I think she’ll be glad she gave it the green light. When you think about it, the practice we humans (and we humans alone) have of intentionally defecating in our drinking water is nothing short of bizarre. What seems “civilized” to most of us modern Americans is actually silly in its wastefulness. And in an age to come when both the minerals in human feces and fresh water will be increasingly precious and harder to find, we’ll probably remember with incredulity our habit of washing precious waste away with precious water, rendering both useless in the process.
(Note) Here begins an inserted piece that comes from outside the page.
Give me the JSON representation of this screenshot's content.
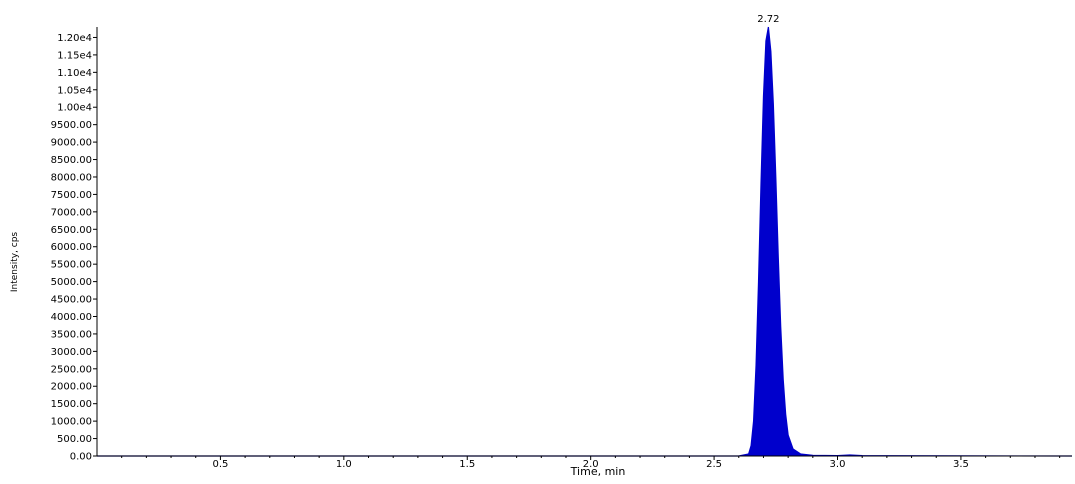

And there is a certain inescapable elegance to any approach that keeps one’s human waste close at hand for use as fertilizer. When you read about the extraordinary lengths one would have to go to to recycle human waste on an industrial scale, our little “keep it and use it here” method seems startlingly (but quietly) appropriate.

The approach we’re considering most seriously is what the Humanure Handbook calls a “cartage” or “bucket” toilet. It’s the simplest of designs, and seems easier to manage than most of the (infinitely more complex and expensive) alternatives. We also know that our friends Dave Berry and Sean Andrews have owned and used this kind of toilet for several years and are quite satisfied with it.
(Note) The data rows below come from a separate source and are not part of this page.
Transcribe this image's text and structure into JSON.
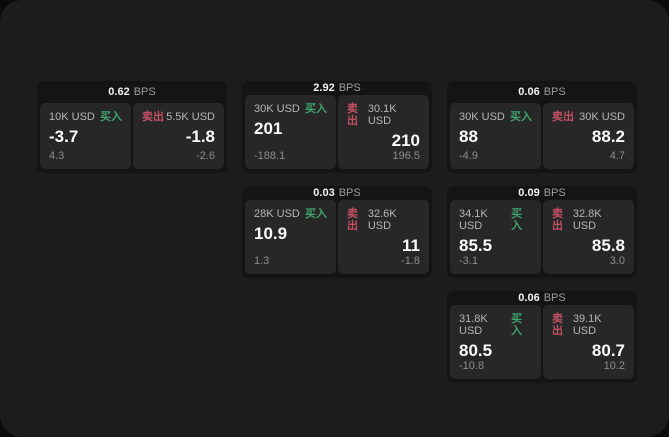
{
  "labels": {
    "bps_unit": "BPS",
    "buy": "买入",
    "sell": "卖出"
  },
  "colors": {
    "buy_green": "#3ea26c",
    "sell_red": "#c25064",
    "page_background": "#1c1c1c",
    "card_background": "#141414",
    "panel_background": "#272727"
  },
  "cards": [
    {
      "row": 1,
      "col": 1,
      "bps": "0.62",
      "buy": {
        "notional": "10K USD",
        "value": "-3.7",
        "sub": "4.3"
      },
      "sell": {
        "notional": "5.5K USD",
        "value": "-1.8",
        "sub": "-2.6"
      }
    },
    {
      "row": 1,
      "col": 2,
      "bps": "2.92",
      "buy": {
        "notional": "30K USD",
        "value": "201",
        "sub": "-188.1"
      },
      "sell": {
        "notional": "30.1K USD",
        "value": "210",
        "sub": "196.5"
      }
    },
    {
      "row": 1,
      "col": 3,
      "bps": "0.06",
      "buy": {
        "notional": "30K USD",
        "value": "88",
        "sub": "-4.9"
      },
      "sell": {
        "notional": "30K USD",
        "value": "88.2",
        "sub": "4.7"
      }
    },
    {
      "row": 2,
      "col": 2,
      "bps": "0.03",
      "buy": {
        "notional": "28K USD",
        "value": "10.9",
        "sub": "1.3"
      },
      "sell": {
        "notional": "32.6K USD",
        "value": "11",
        "sub": "-1.8"
      }
    },
    {
      "row": 2,
      "col": 3,
      "bps": "0.09",
      "buy": {
        "notional": "34.1K USD",
        "value": "85.5",
        "sub": "-3.1"
      },
      "sell": {
        "notional": "32.8K USD",
        "value": "85.8",
        "sub": "3.0"
      }
    },
    {
      "row": 3,
      "col": 3,
      "bps": "0.06",
      "buy": {
        "notional": "31.8K USD",
        "value": "80.5",
        "sub": "-10.8"
      },
      "sell": {
        "notional": "39.1K USD",
        "value": "80.7",
        "sub": "10.2"
      }
    }
  ]
}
The heart of the system (if you can call such a simple arrangement a “system”) is a five gallon bucket with a lid that closes tightly. The suggestion from the Humanure Handbook is that we start with 4-5 identical buckets with identical lids, so we can put the lid on a bucket and put it aside rather than having to run to the compost pile every time. And they need to be identical so they will all fit snugly in the enclosure we build to fit.

The enclosure need not be airtight, because – we are told – the cover material we place in the bucket after each use will keep it from smelling or attracting flies or vermin. So we will build a simple wooden enclosure for the bucket with a hinged top, and mount a toilet seat on the top. Then when the bucket is beginning to fill up, we can open the top, remove the bucket, put the lid on it, and put a clean bucket in its place.
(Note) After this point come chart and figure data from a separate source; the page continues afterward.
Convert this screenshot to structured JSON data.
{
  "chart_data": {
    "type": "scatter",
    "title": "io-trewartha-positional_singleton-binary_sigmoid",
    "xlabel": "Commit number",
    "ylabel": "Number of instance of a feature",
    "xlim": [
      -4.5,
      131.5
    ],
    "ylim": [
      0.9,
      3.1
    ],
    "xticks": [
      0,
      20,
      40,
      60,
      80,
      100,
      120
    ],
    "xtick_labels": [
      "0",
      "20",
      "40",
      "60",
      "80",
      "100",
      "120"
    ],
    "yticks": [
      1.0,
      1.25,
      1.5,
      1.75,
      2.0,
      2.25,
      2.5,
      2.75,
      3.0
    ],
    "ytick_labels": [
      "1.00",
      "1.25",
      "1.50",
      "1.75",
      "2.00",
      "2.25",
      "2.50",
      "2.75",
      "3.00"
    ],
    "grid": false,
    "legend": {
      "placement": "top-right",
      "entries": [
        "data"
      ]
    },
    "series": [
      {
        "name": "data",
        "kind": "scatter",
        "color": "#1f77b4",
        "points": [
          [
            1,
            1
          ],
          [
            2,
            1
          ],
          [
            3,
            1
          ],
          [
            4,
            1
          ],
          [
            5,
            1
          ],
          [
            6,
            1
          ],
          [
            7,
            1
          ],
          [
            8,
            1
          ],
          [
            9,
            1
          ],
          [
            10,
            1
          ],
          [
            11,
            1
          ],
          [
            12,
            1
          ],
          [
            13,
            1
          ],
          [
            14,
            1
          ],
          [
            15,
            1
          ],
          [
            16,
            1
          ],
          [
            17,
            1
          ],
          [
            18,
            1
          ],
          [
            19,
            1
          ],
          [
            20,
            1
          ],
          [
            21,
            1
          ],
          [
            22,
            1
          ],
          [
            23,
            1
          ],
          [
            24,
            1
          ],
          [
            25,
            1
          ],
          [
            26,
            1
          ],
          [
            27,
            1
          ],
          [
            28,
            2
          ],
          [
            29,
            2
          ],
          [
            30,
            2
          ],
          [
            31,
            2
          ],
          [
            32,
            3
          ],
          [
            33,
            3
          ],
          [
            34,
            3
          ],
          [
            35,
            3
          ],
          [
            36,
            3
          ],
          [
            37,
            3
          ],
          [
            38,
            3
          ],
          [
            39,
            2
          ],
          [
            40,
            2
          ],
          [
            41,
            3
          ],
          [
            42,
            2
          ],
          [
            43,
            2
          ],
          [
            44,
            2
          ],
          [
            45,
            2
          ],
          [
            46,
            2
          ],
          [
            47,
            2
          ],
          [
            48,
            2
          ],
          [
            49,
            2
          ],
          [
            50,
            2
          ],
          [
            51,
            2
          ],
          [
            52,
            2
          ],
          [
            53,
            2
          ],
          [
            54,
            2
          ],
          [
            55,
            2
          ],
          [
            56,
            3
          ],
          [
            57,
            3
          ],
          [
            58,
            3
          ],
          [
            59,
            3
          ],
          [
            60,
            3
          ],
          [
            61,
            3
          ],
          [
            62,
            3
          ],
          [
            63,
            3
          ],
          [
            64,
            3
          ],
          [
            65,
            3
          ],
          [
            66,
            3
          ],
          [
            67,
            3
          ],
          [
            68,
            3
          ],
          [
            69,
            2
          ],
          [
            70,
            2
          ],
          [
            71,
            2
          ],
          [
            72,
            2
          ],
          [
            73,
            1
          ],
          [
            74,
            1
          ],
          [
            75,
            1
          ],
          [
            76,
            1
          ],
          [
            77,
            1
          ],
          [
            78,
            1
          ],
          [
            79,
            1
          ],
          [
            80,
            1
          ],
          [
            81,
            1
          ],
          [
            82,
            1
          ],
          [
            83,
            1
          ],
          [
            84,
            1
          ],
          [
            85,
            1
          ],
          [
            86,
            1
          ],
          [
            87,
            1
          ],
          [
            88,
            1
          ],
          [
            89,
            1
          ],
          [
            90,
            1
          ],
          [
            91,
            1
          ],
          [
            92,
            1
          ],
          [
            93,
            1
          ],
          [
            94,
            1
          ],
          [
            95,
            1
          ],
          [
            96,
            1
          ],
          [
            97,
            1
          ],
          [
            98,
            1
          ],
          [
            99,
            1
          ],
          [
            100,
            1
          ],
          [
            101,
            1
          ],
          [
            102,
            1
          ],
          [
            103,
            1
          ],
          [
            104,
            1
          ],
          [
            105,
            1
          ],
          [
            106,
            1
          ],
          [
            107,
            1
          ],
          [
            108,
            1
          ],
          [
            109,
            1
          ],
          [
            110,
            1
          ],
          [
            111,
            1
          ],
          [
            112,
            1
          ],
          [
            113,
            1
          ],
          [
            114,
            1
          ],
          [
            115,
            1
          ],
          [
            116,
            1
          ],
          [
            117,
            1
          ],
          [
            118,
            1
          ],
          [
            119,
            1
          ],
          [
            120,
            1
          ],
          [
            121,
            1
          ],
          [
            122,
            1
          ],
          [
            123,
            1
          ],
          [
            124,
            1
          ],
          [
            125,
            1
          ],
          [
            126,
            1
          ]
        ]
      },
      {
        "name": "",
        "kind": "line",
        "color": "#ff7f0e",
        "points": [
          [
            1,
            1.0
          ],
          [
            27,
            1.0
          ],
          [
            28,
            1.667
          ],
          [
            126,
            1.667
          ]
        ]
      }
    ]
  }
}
The cover material can be almost anything organic that will absorb moisture. The first choice is rotting sawdust from a lumber mill. We don’t have one of those nearby, but I do have clients who send me their signed documents. I scan them for filing and then shred them, and we understand the shredded paper makes excellent cover material. There’s probably a sermon in there somewhere about using the documentation of broken families to nourish beauty and new life. I shall leave it to you to preach it.

When it’s time to dump the buckets, we’ll rake some of the material off the top center of the compost pile (looking for the warmest spot) and dump the bucket there. We will wash out the buckets with water, soap, and a long-handle brush set aside for the purpose. Then we will pour the rinse water in the pile too. This last part is crucial. The Achilles heel of bucket composting is the risk that rinse water will contaminate the environment by being scattered about in a haphazard manner. We will be careful to pour the rinse water only into the compost pile. When we’ve finished dumping for that day, we’ll cover up the fresh deposit with more organic material (leaves, grass clippings, or just dirt) and leave it to compost. This operation seems a little messy, so that’s another reason why I like the idea of working with two or three full buckets at a time.

There’s really no health related reason not to use fully composted humanure on food crops. We want to be able to offer our vegetables to friends and family without encountering any squeamishness, however, so our human compost will be confined to the ornamentals like those in Amanda’s full sun flower bed.